What I wanted to solve is the mindless opening of an app and scrolling just because it’s easy and there’s nothing better to do. I’ve increasingly noticed over the past few months a compulsive tendency to open Facebook, Instagram or Reddit and scroll through them, not even looking that hard at anything that passes by. I’m just using it as a filler during a moment when there’s nothing to do. That subconscious anxiety, that need to fill empty space, is what I wanted to correct.
So, I deleted those apps, and this is when the real introspective nightmare began. For the days following my purge, I would regularly go to mindlessly open the apps only to be struck with the realization that not only were they not around to save me from a boring or awkward moment, but also how much I was truly compulsively reaching for them. I could do my best to notice my own behaviors during normal times, but when it was so clearly put on display, I was shocked by how much of my time had been thrown into the void.
This isn’t even because scrolling is bad. The problem is that it was unintentional. It seems like people like to think they’re aware of everything they do, totally in control of their decisions, but this experiment has shown how untrue that can be with certain mental processes. It makes sense, the apps are designed to grab your attention so you become a perfect advertisement-watching machine, but it is disturbing to realize about your own mind.
I was bored a lot. I knew it would happen, but it’s still worth mentioning. This isn’t even necessarily a good or a bad thing, but I found that I suddenly had a lot more time sitting and waiting around that I had been glossing over. I had two new things to do. Number one: suck it up and just…be bored when there was no other option.

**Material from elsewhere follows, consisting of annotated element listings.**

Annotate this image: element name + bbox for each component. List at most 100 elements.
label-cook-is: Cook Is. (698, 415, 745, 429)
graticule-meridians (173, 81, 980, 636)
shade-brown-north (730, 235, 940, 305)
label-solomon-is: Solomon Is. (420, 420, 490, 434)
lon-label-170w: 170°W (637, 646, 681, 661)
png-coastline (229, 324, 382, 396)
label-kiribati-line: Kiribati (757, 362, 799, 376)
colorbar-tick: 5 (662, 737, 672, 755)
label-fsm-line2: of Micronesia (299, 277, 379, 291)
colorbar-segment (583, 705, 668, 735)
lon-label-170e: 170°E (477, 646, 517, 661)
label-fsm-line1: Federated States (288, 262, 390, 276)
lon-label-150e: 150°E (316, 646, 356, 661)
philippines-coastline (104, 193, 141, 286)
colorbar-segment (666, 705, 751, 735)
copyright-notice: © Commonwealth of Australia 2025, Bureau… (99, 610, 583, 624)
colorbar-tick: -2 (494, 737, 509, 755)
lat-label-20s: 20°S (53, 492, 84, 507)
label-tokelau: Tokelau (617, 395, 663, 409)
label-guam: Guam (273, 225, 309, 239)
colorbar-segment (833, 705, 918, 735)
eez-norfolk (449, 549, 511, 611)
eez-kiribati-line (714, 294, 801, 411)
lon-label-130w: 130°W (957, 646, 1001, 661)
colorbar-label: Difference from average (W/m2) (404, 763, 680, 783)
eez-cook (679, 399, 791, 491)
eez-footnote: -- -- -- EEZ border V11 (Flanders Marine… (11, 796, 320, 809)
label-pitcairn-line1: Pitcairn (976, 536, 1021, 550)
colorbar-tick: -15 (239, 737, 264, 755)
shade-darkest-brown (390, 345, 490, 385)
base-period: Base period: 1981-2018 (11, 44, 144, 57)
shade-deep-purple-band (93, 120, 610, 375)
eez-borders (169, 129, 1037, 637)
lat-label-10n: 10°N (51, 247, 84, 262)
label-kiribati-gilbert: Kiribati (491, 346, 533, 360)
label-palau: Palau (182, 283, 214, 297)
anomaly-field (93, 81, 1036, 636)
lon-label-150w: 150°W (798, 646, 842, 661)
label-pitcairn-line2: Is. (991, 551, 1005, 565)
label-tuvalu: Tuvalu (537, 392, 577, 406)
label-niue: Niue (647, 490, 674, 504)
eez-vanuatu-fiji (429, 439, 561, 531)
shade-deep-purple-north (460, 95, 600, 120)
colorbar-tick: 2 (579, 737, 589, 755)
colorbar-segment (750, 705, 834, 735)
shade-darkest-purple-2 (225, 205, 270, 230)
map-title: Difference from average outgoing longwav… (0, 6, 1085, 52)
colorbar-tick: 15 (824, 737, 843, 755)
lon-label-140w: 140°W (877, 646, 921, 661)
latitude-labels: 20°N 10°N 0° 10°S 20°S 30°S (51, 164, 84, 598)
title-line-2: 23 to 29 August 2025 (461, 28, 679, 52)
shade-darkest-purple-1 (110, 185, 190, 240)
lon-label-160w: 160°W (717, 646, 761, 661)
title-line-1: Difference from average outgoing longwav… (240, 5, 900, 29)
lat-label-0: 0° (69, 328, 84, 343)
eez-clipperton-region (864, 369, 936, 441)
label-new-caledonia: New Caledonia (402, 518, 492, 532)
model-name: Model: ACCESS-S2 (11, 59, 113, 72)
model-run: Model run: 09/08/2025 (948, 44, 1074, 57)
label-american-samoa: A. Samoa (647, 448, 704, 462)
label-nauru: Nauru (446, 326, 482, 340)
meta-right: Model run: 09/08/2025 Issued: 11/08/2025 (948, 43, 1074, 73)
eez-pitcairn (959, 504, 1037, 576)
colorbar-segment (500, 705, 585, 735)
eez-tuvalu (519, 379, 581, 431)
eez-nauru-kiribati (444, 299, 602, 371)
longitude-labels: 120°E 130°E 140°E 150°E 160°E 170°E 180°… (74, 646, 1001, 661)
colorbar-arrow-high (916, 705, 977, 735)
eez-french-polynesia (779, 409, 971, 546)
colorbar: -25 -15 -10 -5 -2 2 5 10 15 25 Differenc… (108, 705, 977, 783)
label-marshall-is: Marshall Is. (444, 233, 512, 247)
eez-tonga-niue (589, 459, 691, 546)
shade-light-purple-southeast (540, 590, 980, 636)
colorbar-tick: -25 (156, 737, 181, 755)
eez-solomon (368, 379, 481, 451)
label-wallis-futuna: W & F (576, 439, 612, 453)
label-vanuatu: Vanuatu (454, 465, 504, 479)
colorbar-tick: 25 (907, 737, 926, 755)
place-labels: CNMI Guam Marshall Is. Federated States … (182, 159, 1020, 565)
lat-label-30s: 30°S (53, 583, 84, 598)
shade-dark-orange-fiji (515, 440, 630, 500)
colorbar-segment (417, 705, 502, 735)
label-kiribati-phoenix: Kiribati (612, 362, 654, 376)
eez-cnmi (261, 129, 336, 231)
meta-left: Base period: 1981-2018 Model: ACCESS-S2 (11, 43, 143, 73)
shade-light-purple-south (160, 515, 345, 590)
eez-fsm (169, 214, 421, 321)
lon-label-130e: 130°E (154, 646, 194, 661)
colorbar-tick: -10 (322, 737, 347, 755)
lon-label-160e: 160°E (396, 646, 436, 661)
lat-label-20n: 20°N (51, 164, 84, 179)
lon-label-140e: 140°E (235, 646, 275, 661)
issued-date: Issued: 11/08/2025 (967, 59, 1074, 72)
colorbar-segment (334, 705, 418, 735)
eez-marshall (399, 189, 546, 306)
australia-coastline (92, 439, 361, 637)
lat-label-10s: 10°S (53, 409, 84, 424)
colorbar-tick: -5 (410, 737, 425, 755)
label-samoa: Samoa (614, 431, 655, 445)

Number two: for the longer breaks in my day, I had to find something else to do since I couldn’t just sit around when there’s a half-hour break between class. For instance, I began to read more and realized how much of my life the tweetbook and snapstagram had been taking. I used to read all the time. I loved it. But until recently I hadn’t touched a book in far too long.
My attention span changed. Reading more showed just how much my brain had a hard time focusing for a long period of time. I would go a few pages before the intrusive impulse to check my phone began to worm into my mind. This is one of the biggest negative effects of social media. Most of what I had been reading for a long time have been only a few sentences of a Reddit post or Facebook rant.

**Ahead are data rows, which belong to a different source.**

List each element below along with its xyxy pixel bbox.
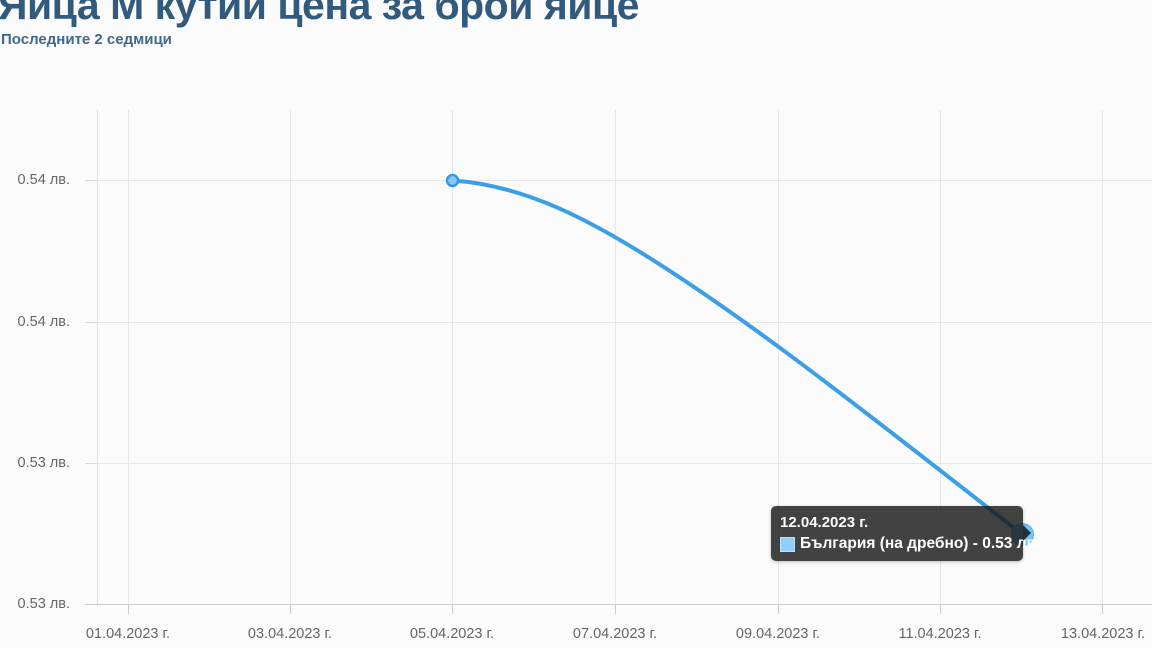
y-axis-ticks xyxy=(85,180,98,605)
y-axis-label: 0.54 лв. xyxy=(17,314,70,330)
tooltip-series-row: България (на дребно) - 0.53 лв. xyxy=(780,535,1040,553)
y-axis-label: 0.53 лв. xyxy=(17,596,70,612)
tooltip-callout-arrow xyxy=(1023,525,1031,541)
x-axis-label: 11.04.2023 г. xyxy=(898,626,982,642)
chart-subtitle: Последните 2 седмици xyxy=(1,31,172,48)
x-axis-label: 13.04.2023 г. xyxy=(1060,626,1146,642)
x-axis-label: 01.04.2023 г. xyxy=(85,626,171,642)
chart-tooltip: 12.04.2023 г. България (на дребно) - 0.5… xyxy=(771,506,1040,561)
x-axis-label: 05.04.2023 г. xyxy=(409,626,495,642)
y-axis-label: 0.54 лв. xyxy=(17,172,70,188)
series-color-swatch-icon xyxy=(780,536,795,552)
x-gridlines xyxy=(128,110,1103,604)
tooltip-series-value: България (на дребно) - 0.53 лв. xyxy=(800,535,1041,552)
x-axis-label: 07.04.2023 г. xyxy=(572,626,658,642)
series-line-bulgaria xyxy=(450,178,1025,537)
x-axis-ticks xyxy=(128,604,1103,614)
chart-title: Яйца М кутии цена за брой яйце xyxy=(0,0,639,28)
x-axis-label: 09.04.2023 г. xyxy=(735,626,821,642)
tooltip-date: 12.04.2023 г. xyxy=(780,514,869,531)
y-gridlines xyxy=(97,180,1152,464)
data-point-marker-start[interactable] xyxy=(445,173,460,188)
y-axis-label: 0.53 лв. xyxy=(17,455,70,471)
x-axis-label: 03.04.2023 г. xyxy=(247,626,333,642)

If you have the slightest twinge of relatability when I talk about wanting to read more, or a decreasing attention span or impulsive scrolling, I highly recommend you at least try it. I promise, if it throws your life into shambles, the apps will be waiting with open arms.
Paul Balcerak • May 22, 2019 at 12:05 pm
I’m a social media strategist, and I highly recommend doing this. In fact, I do it on a regular basis.
Obviously, my job requires me to be on social media somewhat regularly. But during weeks when I need to produce a high volume of work or have an important task I need to focus on, I’ll delete all the distracting apps off my phone and re-download them later. Some, I’ve just thrown into the metaphorical ocean permanently — like Snapchat, because I’m 35, and anyone who is 35 and on Snapchat is either trying to sell you something or lure you.
Plus, to paraphrase someone who said something on the internet that I saw once, how many Instagram posts do you have fond memories of? Compare that to: how many books can you recall reading? Or even just interesting articles from magazines?
There are some great apps for doing this on your desktop/laptop, too. I use News Feed Eradicator for Facebook (for Chrome — it blocks your News Feed but lets you do other stuff, like manage your clients’ Facebook pages) and Block Site (also Chrome) for Twitter and whatever else.
In short, as a social media professional, I endorse deleting your social media apps. At least temporarily.